Oil prices claw back previous losses as Iran sanctions return to focus

CNBC

  • Saudi Energy Minister Khalid al-Falih said on Tuesday that the country would step up to “meet any demand that materialises to ensure customers are satisfied.”
  • The pledge by Saudi Arabia comes amid an expected supply disruption in the crude markets from impending U.S. sanctions against Iran which go into effect from Nov. 4.
  • Meanwhile, the Bank of Kunlun in China is set to stop handling payments from Iran, appearing to bow to U.S. pressure.

Oil prices on Wednesday clawed back some of their hefty losses from the day before as the looming U.S. sanctions against Iran came back into focus.

Front-month Brent crude oil futures were at $76.76 a barrel at 0452 GMT, 32 cents, or 0.4 percent, above their last close.

U.S. West Texas Intermediate (WTI) crude futures were at $66.58 a barrel, up 15 cents, or 0.2 percent, from their last settlement.
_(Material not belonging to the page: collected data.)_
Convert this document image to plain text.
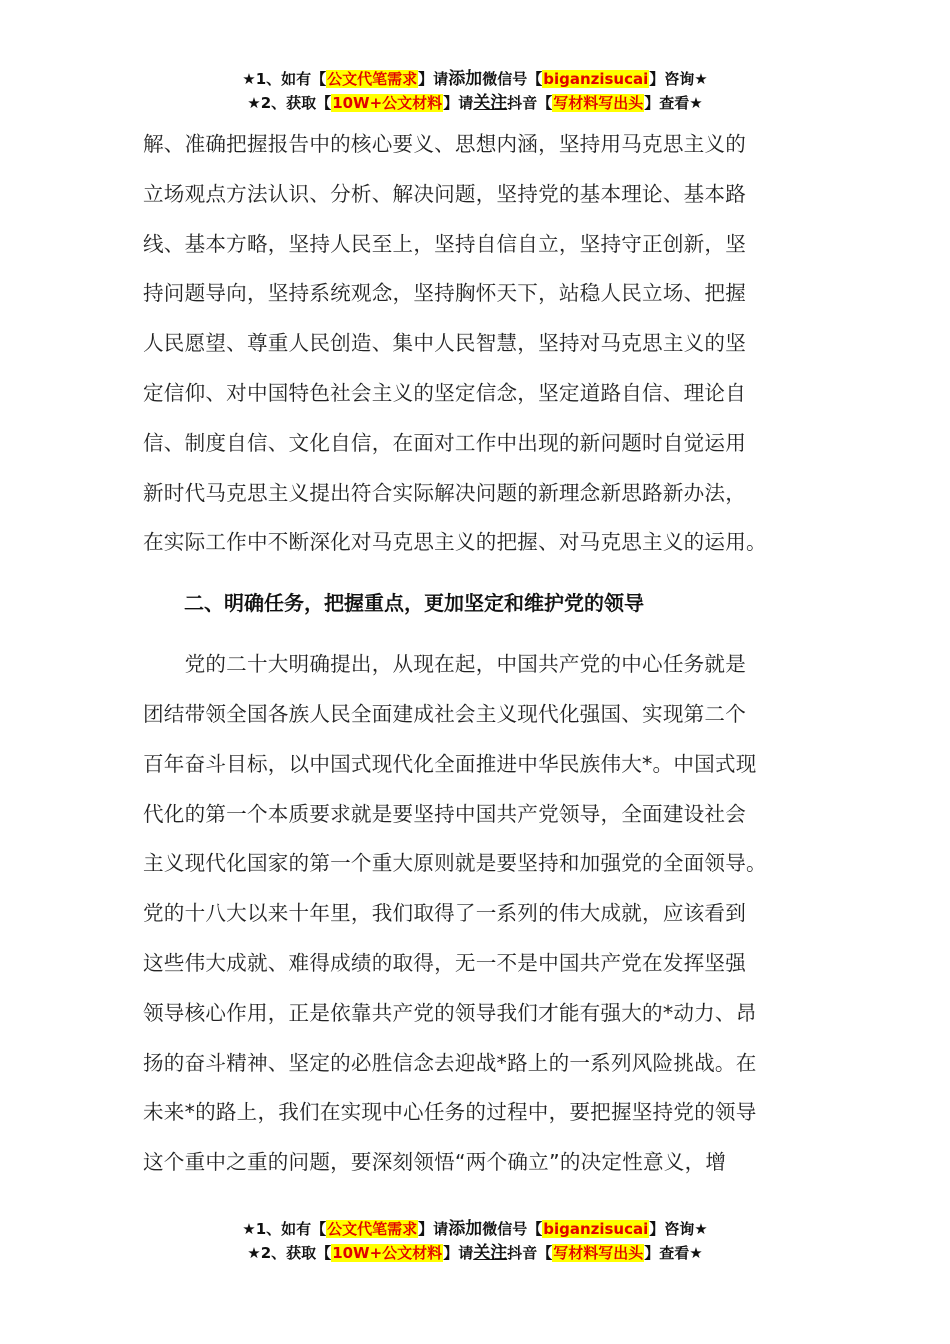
★1、如有【公文代笔需求】请添加微信号【biganzisucai】咨询★
★2、获取【10W+公文材料】请关注抖音【写材料写出头】查看★
解、准确把握报告中的核心要义、思想内涵，坚持用马克思主义的
立场观点方法认识、分析、解决问题，坚持党的基本理论、基本路
线、基本方略，坚持人民至上，坚持自信自立，坚持守正创新，坚
持问题导向，坚持系统观念，坚持胸怀天下，站稳人民立场、把握
人民愿望、尊重人民创造、集中人民智慧，坚持对马克思主义的坚
定信仰、对中国特色社会主义的坚定信念，坚定道路自信、理论自
信、制度自信、文化自信，在面对工作中出现的新问题时自觉运用
新时代马克思主义提出符合实际解决问题的新理念新思路新办法，
在实际工作中不断深化对马克思主义的把握、对马克思主义的运用。
二、明确任务，把握重点，更加坚定和维护党的领导
　　党的二十大明确提出，从现在起，中国共产党的中心任务就是
团结带领全国各族人民全面建成社会主义现代化强国、实现第二个
百年奋斗目标，以中国式现代化全面推进中华民族伟大*。中国式现
代化的第一个本质要求就是要坚持中国共产党领导，全面建设社会
主义现代化国家的第一个重大原则就是要坚持和加强党的全面领导。
党的十八大以来十年里，我们取得了一系列的伟大成就，应该看到
这些伟大成就、难得成绩的取得，无一不是中国共产党在发挥坚强
领导核心作用，正是依靠共产党的领导我们才能有强大的*动力、昂
扬的奋斗精神、坚定的必胜信念去迎战*路上的一系列风险挑战。在
未来*的路上，我们在实现中心任务的过程中，要把握坚持党的领导
这个重中之重的问题，要深刻领悟“两个确立”的决定性意义，增
★1、如有【公文代笔需求】请添加微信号【biganzisucai】咨询★
★2、获取【10W+公文材料】请关注抖音【写材料写出头】查看★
Brent closed down 4.3 percent and WTI dropped 4 percent in the previous session.

Saudi Energy Minister Khalid al-Falih said on Tuesday that despite expected supply disruptions from U.S. sanctions against Iran that kick in from Nov. 4, Saudi Arabia would step up to “meet any demand that materialises to ensure customers are satisfied”.
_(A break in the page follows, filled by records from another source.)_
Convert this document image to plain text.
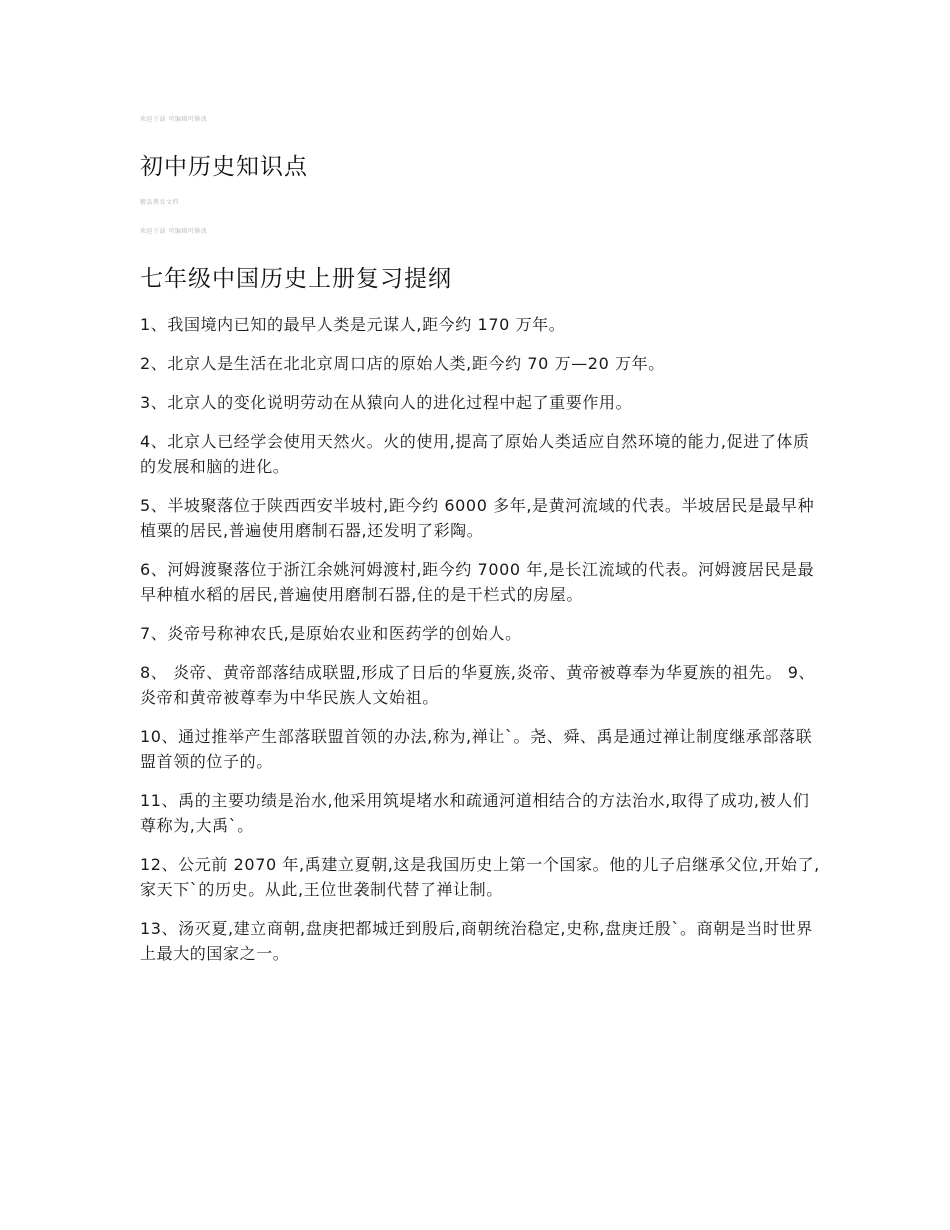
欢迎下载 可编辑可修改
初中历史知识点
精品教育文档
欢迎下载 可编辑可修改
七年级中国历史上册复习提纲

1、我国境内已知的最早人类是元谋人,距今约 170 万年。

2、北京人是生活在北北京周口店的原始人类,距今约 70 万—20 万年。

3、北京人的变化说明劳动在从猿向人的进化过程中起了重要作用。

4、北京人已经学会使用天然火。火的使用,提高了原始人类适应自然环境的能力,促进了体质的发展和脑的进化。

5、半坡聚落位于陕西西安半坡村,距今约 6000 多年,是黄河流域的代表。半坡居民是最早种植粟的居民,普遍使用磨制石器,还发明了彩陶。

6、河姆渡聚落位于浙江余姚河姆渡村,距今约 7000 年,是长江流域的代表。河姆渡居民是最早种植水稻的居民,普遍使用磨制石器,住的是干栏式的房屋。

7、炎帝号称神农氏,是原始农业和医药学的创始人。

8、 炎帝、黄帝部落结成联盟,形成了日后的华夏族,炎帝、黄帝被尊奉为华夏族的祖先。 9、炎帝和黄帝被尊奉为中华民族人文始祖。

10、通过推举产生部落联盟首领的办法,称为,禅让`。尧、舜、禹是通过禅让制度继承部落联盟首领的位子的。

11、禹的主要功绩是治水,他采用筑堤堵水和疏通河道相结合的方法治水,取得了成功,被人们尊称为,大禹`。

12、公元前 2070 年,禹建立夏朝,这是我国历史上第一个国家。他的儿子启继承父位,开始了,家天下`的历史。从此,王位世袭制代替了禅让制。

13、汤灭夏,建立商朝,盘庚把都城迁到殷后,商朝统治稳定,史称,盘庚迁殷`。商朝是当时世界上最大的国家之一。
Despite this, analysts said markets remained tight because of the upcoming sanctions.

“We still see Brent reaching $85 per barrel by year-end,” said U.S. bank Morgan Stanley.

In China, Iran’s biggest oil buyer, the Bank of Kunlun is set to stop handling payments from the Islamic Republic next month, appearing to bow to U.S. pressure.

Kunlun is controlled by the financial arm of state-owned China National Petroleum Corp and is the main official channel for money flows between China and Iran.

With financial ties between the two countries effectively severed from November, Chinese oil firms will need to find alternatives to Iran’s crude.

China took in 800,000 barrels per day from Iran in August, the peak for this year, according to Refinitiv Eikon trade data.

While oil supply is tightening, the demand outlook for 2019 is darkening because of concerns of a slowing economy next year.

China’s state planner said on Wednesday it would step up financial support for regions most hit by the ongoing trade war between Washington and Beijing during which both sides have slapped import tariffs on hundreds of goods.

Meanwhile, South Korea’s KOSPI-100 equity index has now fallen by nearly 19 percent over the past year, the fastest rate of decline since the financial crisis of 2008/09.

The KOSPI-100 has typically correlated closely with growth in international trade, given the South Korean economy’s strong orientation towards exports.